UCLA

Although strokes are the leading cause of adult disability, the leading treatment after initial intervention is rest and physical therapy. Thus, there exists a current lack of therapy to promote recovery of damaged tissue in the brain. While stem and progenitor cell transplantation have shown promise in promoting recovery, critical obstacles include the low survival rate post-transplantation and the lack of differentiation in the cells that do survive. An alternative approach to direct cell transplantation is to deliver encapsulated cells in a hydrogel matrix. This hydrogel matrix should be designed to "gel" within the brain to create a minimally invasive surgery. It should also 1) protect the cells from the harsh environment that exist post-stroke, 2) direct the differentiation of encapsulated cells and 3) not cause additional damage to brain tissue by increasing immune response. The research presented in this dissertation can be broadly split into two categories: in vivo hydrogel/neural progenitor cell transplantation studies and in vitro hydrogel development for directing encapsulated cell behavior.

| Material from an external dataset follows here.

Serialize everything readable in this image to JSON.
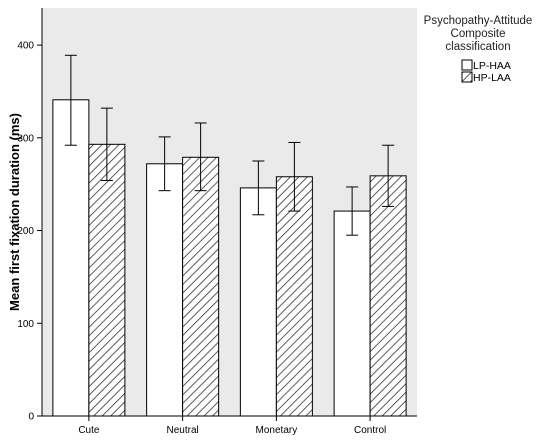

To test the hypothesis that delivering neural progenitor cells in a hydrogel matrix with an optimized transplantation process can improve transplanted cell viability in the stroke cavity, we began by studying the brain's immune response to different hydrogel formulations. These experiments showed that our hyaluronic acid hydrogel system did not cause an increased inflammatory response when it had mechanics similar to those of the brain (~300 Pa). Next, we optimized the injection process by studying the effect of needle gauge, infusion speed and cell concentration on cell viability. We found that too high of an infusion speed and/or cell concentration can significantly decrease viability. Next we injected neural progenitor cells derived from induced pluripotent stem cells into the stroke cavity of immune compromised mice using the optimized injection protocol with and without a hydrogel. Although we did not see a significant difference in transplanted cell viability, the hydrogel did promote more neuronal differentiation from the transplanted cells.

Concurrently, the hyaluronic acid hydrogel was developed in vitro via experiments aimed at finding additional ways to control and direct cell behavior. One approach studied was the incorporation of additional adhesion ligands (RGD, YIGSR, IKVAV). A design of experiments (DOE) methodology was taken to systematically modulate the three ligands to determine their individual and combinatorial effects on neural progenitor cell survival and differentiation. Three DOE setups were used to optimize the concentrations of the three ligands for encapsulated cell survival. We also found that this optimal concentration increased progenitor cell differentiation when compared to hydrogels with equimolar signal distribution and cells plated on traditional two-dimensional surfaces. A second approach to directing cell behavior was developed by modulating ligand presentation throughout the hydrogel. This was done by pre-reacting RGD to specific portions of the hyaluronic acid polymer prior to hydrogel formation. We found that the clustering of the adhesion peptide modulates cell spreading and integrin expression. Additionally, there is an optimal degree of clustering for cell spreading that applies across different RGD concentrations. Finally we looked at a novel way to crosslink hydrogels for stem cell encapsulation. Oxime click chemistry was able to efficiently form crosslinked polymer networks without any toxic effects.